> What's the relevance of the Turing test? It's been beaten for over half a cent...

godelski · 2025-03-03T20:27:59 1741033679

  ELIZA
  PARRY
  Eugene Goostman
  Mitsuku (Kuki AI)

Or see the Loebner Prize where judges aren't just average people but experts (so harder).

The Turing Test was never about intelligence or thinking, even said so by Turing himself. He made the test because those words are too vague. He specifically wanted to shift the conversation to task completion, since that is actually testable. Great! That's how science works! (Looking at you String Theory...) But science also progresses. We know more about what these things intelligence and thinking are. These still are not testable in a concrete sense, but we have better proxies than the Turing Test now.

The problem is that knowledge percolates through society slowly and with a lag. We've advanced a lot since then. I'm sure you are likely willing to believe that most LLMs these days can pass it. The Turing Test was a great start. You gotta start somewhere. But to think we came up with good tests at the same time we invented electronic computers, should give you surprise.

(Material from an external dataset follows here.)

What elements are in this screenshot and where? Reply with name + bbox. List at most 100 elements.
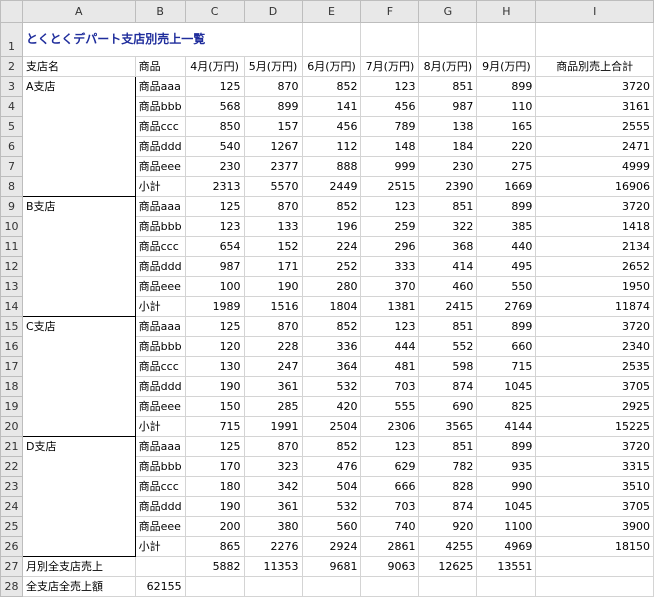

Because it would require us to have been much smarter then than we are now.

eru · 2025-03-04T00:11:50 1741047110

> I would be very interested if you have any sources on anyone beating the Turing test in anything close to Turing's original adversarial formulation.

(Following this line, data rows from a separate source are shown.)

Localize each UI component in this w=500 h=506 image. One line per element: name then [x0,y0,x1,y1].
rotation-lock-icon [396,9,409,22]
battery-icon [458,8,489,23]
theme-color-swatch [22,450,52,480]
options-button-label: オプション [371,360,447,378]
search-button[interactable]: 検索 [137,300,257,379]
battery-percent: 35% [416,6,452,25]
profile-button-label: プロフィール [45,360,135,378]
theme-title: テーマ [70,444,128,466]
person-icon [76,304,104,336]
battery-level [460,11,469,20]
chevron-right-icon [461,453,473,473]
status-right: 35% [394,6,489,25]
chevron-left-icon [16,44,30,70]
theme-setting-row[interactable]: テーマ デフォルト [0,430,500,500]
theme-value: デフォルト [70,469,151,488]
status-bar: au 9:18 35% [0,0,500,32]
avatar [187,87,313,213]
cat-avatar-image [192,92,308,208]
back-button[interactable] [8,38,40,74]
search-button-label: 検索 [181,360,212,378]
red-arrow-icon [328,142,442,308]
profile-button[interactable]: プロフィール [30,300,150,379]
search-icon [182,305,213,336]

Eliza never won that adversarial version even against layman.

In what sense did Eliza ever 'win' any Turing test?

> I'm sure you are likely willing to believe that most LLMs these days can pass it.

No, I haven't seen any evidence of that.

To repeat: I am interested in evidence that any non-human can beat the Turing test in the original form given in Turing's paper, where you have the judge (human), and two contestants A and B. One of the contestants is a computer, one is a human. Everyone can see what everyone else is writing, and the human contestant can help the human judge. (But the computer can try to fake that 'helping', too.)

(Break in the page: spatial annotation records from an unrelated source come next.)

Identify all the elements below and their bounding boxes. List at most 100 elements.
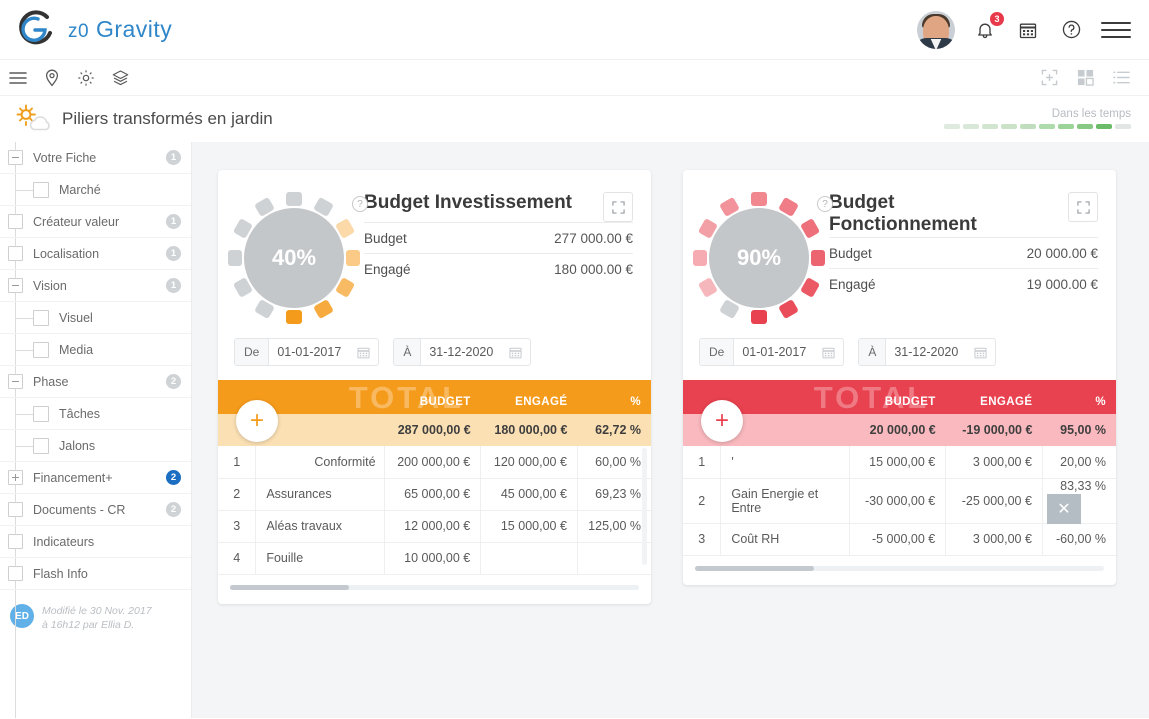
row-engage[interactable]: 3 000,00 € bbox=[945, 523, 1043, 556]
calendar-icon[interactable] bbox=[357, 339, 378, 365]
date-to-input[interactable]: 31-12-2020 bbox=[421, 339, 510, 365]
row-name[interactable]: ' bbox=[720, 446, 850, 479]
row-budget[interactable]: -5 000,00 € bbox=[848, 523, 946, 556]
location-pin-icon[interactable] bbox=[42, 68, 62, 88]
bell-icon[interactable]: 3 bbox=[972, 11, 1004, 43]
row-percent[interactable]: -60,00 % bbox=[1041, 523, 1116, 556]
row-percent[interactable] bbox=[576, 542, 651, 575]
row-engage[interactable] bbox=[480, 542, 578, 575]
row-percent[interactable]: 20,00 % bbox=[1041, 446, 1116, 479]
node-toggle-none[interactable] bbox=[33, 437, 49, 454]
sidebar-item-march[interactable]: Marché bbox=[0, 174, 191, 206]
scrollbar-thumb[interactable] bbox=[230, 584, 349, 590]
calendar-icon[interactable] bbox=[509, 339, 530, 365]
node-toggle-minus[interactable] bbox=[8, 150, 23, 165]
node-toggle-none[interactable] bbox=[8, 502, 23, 517]
date-from-input[interactable]: 01-01-2017 bbox=[734, 339, 823, 365]
sidebar-item-localisation[interactable]: Localisation 1 bbox=[0, 238, 191, 270]
col-budget[interactable]: BUDGET bbox=[384, 380, 481, 414]
expand-icon[interactable] bbox=[1068, 192, 1098, 222]
node-toggle-none[interactable] bbox=[8, 214, 23, 229]
row-name[interactable]: Aléas travaux bbox=[255, 510, 385, 543]
row-budget[interactable]: 65 000,00 € bbox=[383, 478, 481, 511]
date-from-control[interactable]: De 01-01-2017 bbox=[234, 338, 380, 366]
table-row[interactable]: 1 ' 15 000,00 €3 000,00 €20,00 % bbox=[683, 446, 1116, 479]
grid-view-icon[interactable] bbox=[1075, 68, 1095, 88]
row-percent[interactable]: 83,33 % ✕ bbox=[1041, 478, 1116, 524]
row-engage[interactable]: 120 000,00 € bbox=[480, 446, 578, 479]
node-toggle-plus[interactable] bbox=[8, 470, 23, 485]
calendar-icon[interactable] bbox=[1015, 17, 1041, 43]
node-toggle-none[interactable] bbox=[33, 341, 49, 358]
row-budget[interactable]: 12 000,00 € bbox=[383, 510, 481, 543]
node-toggle-minus[interactable] bbox=[8, 374, 23, 389]
row-engage[interactable]: 45 000,00 € bbox=[480, 478, 578, 511]
col-engage[interactable]: ENGAGÉ bbox=[946, 380, 1043, 414]
date-to-control[interactable]: À 31-12-2020 bbox=[393, 338, 532, 366]
row-name[interactable]: Conformité bbox=[255, 446, 385, 479]
table-row[interactable]: 3 Coût RH -5 000,00 €3 000,00 € -60,00 % bbox=[683, 523, 1116, 556]
list-menu-icon[interactable] bbox=[8, 68, 28, 88]
row-budget[interactable]: -30 000,00 € bbox=[848, 478, 946, 524]
horizontal-scrollbar[interactable] bbox=[230, 584, 639, 590]
col-percent[interactable]: % bbox=[577, 380, 651, 414]
plus-icon[interactable]: + bbox=[236, 400, 278, 442]
row-percent[interactable]: 60,00 % bbox=[576, 446, 651, 479]
close-icon[interactable]: ✕ bbox=[1046, 493, 1081, 524]
row-budget[interactable]: 15 000,00 € bbox=[848, 446, 946, 479]
row-name[interactable]: Assurances bbox=[255, 478, 385, 511]
gear-icon[interactable] bbox=[76, 68, 96, 88]
node-toggle-none[interactable] bbox=[8, 246, 23, 261]
row-engage[interactable]: 3 000,00 € bbox=[945, 446, 1043, 479]
hamburger-menu-icon[interactable] bbox=[1101, 21, 1131, 38]
date-to-input[interactable]: 31-12-2020 bbox=[886, 339, 975, 365]
date-to-control[interactable]: À 31-12-2020 bbox=[858, 338, 997, 366]
expand-icon[interactable] bbox=[603, 192, 633, 222]
fullscreen-icon[interactable] bbox=[1039, 68, 1059, 88]
row-budget[interactable]: 10 000,00 € bbox=[383, 542, 481, 575]
row-percent[interactable]: 125,00 % bbox=[576, 510, 651, 543]
question-circle-icon[interactable] bbox=[1058, 17, 1084, 43]
col-budget[interactable]: BUDGET bbox=[849, 380, 946, 414]
sidebar-item-cr-ateur-valeur[interactable]: Créateur valeur 1 bbox=[0, 206, 191, 238]
table-row[interactable]: 3 Aléas travaux 12 000,00 €15 000,00 €125,… bbox=[218, 510, 651, 543]
row-name[interactable]: Fouille bbox=[255, 542, 385, 575]
sidebar-item-visuel[interactable]: Visuel bbox=[0, 302, 191, 334]
table-row[interactable]: 2 Gain Energie et Entre -30 000,00 € -25 00… bbox=[683, 478, 1116, 524]
date-from-control[interactable]: De 01-01-2017 bbox=[699, 338, 845, 366]
scrollbar-thumb[interactable] bbox=[695, 565, 814, 571]
row-percent[interactable]: 69,23 % bbox=[576, 478, 651, 511]
sidebar-item-vision[interactable]: Vision 1 bbox=[0, 270, 191, 302]
plus-icon[interactable]: + bbox=[701, 400, 743, 442]
col-percent[interactable]: % bbox=[1042, 380, 1116, 414]
row-name[interactable]: Gain Energie et Entre bbox=[720, 478, 850, 524]
node-toggle-minus[interactable] bbox=[8, 278, 23, 293]
question-circle-icon[interactable]: ? bbox=[352, 196, 368, 212]
sidebar-item-media[interactable]: Media bbox=[0, 334, 191, 366]
avatar[interactable] bbox=[917, 10, 955, 49]
row-name[interactable]: Coût RH bbox=[720, 523, 850, 556]
col-engage[interactable]: ENGAGÉ bbox=[481, 380, 578, 414]
layers-icon[interactable] bbox=[110, 68, 130, 88]
calendar-icon[interactable] bbox=[974, 339, 995, 365]
row-budget[interactable]: 200 000,00 € bbox=[383, 446, 481, 479]
sidebar-item-jalons[interactable]: Jalons bbox=[0, 430, 191, 462]
node-toggle-none[interactable] bbox=[33, 181, 49, 198]
horizontal-scrollbar[interactable] bbox=[695, 565, 1104, 571]
sidebar-item-phase[interactable]: Phase 2 bbox=[0, 366, 191, 398]
date-from-input[interactable]: 01-01-2017 bbox=[269, 339, 358, 365]
brand[interactable]: z0 Gravity bbox=[14, 9, 172, 51]
table-row[interactable]: 2 Assurances 65 000,00 €45 000,00 €69,23 % bbox=[218, 478, 651, 511]
sidebar-item-flash-info[interactable]: Flash Info bbox=[0, 558, 191, 590]
table-row[interactable]: 4 Fouille 10 000,00 € bbox=[218, 542, 651, 575]
sidebar-item-indicateurs[interactable]: Indicateurs bbox=[0, 526, 191, 558]
sidebar-item-votre-fiche[interactable]: Votre Fiche 1 bbox=[0, 142, 191, 174]
calendar-icon[interactable] bbox=[822, 339, 843, 365]
sidebar-item-documents-cr[interactable]: Documents - CR 2 bbox=[0, 494, 191, 526]
table-row[interactable]: 1 Conformité 200 000,00 €120 000,00 €60,00… bbox=[218, 446, 651, 479]
node-toggle-none[interactable] bbox=[33, 309, 49, 326]
node-toggle-none[interactable] bbox=[8, 534, 23, 549]
list-view-icon[interactable] bbox=[1111, 68, 1131, 88]
row-engage[interactable]: -25 000,00 € bbox=[945, 478, 1043, 524]
node-toggle-none[interactable] bbox=[33, 405, 49, 422]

Turing specifically wrote: "The object of the game for the third player (B) is to help the interrogator."

I can believe that Eliza has occasionally fooled some random humans, but I can't believe Eliza managed to fool anyone when a third party was around to point out her limitations. (Especially since Eliza ain't smart enough to retaliate and fabricate some 'obvious computer limitations' to accuse the third party of.)

Most LLMs today still have some weaknesses that are easy to point out, if you let your contestants (both kinds) familiarise themselves with both humans and the LLMs in question at their leisure before the test starts.

Just for fun, I just tried out Kuki AI, and it's not going to fool anyone who actually wants to uncover the AI through adversarial cross-examination.

The chat excerpt giving of 'Eugene Goostman' in https://en.wikipedia.org/wiki/Eugene_Goostman also suggests that it would fall apart immediately in an adversarial setting with the full three participants.

However, I do agree that we have made progress and that today's LLMs could hold up a lot longer in this harsher setting than anything we had before. Especially if you fine-tuned them properly to remove telltale signs like their inability to swear or their constant politeness.

> But to think we came up with good tests at the same time we invented electronic computers, should give you surprise.

I never claimed the Turing test is the best test ever, nor even that it's particularly good. I was saying that it hasn't been beaten in its original form.

For example, the Turing test isn't really a fine grained benchmark that lets you measure and compare model performance two multiple decimal places. Nor was it any good as a guideline for how to improve our approaches.

godelski · 2025-03-04T09:47:09 1741081629

https://en.wikipedia.org/wiki/Loebner_Prize

eru · 2025-03-06T01:39:07 1741225147

Thanks, that seems to be reasonably close to Turing's rules. And predictably: no program ever convinced the judges that it was human and the real human competitor was a computer. No program passed the Turing test.

> In addition, there were two one-time-only prizes that have never been awarded. $25,000 is offered for the first program that judges cannot distinguish from a real human and which can convince judges that the human is the computer program. $100,000 is the reward for the first program that judges cannot distinguish from a real human in a Turing test that includes deciphering and understanding text, visual, and auditory input. The competition was planned to end after the achievement of this prize.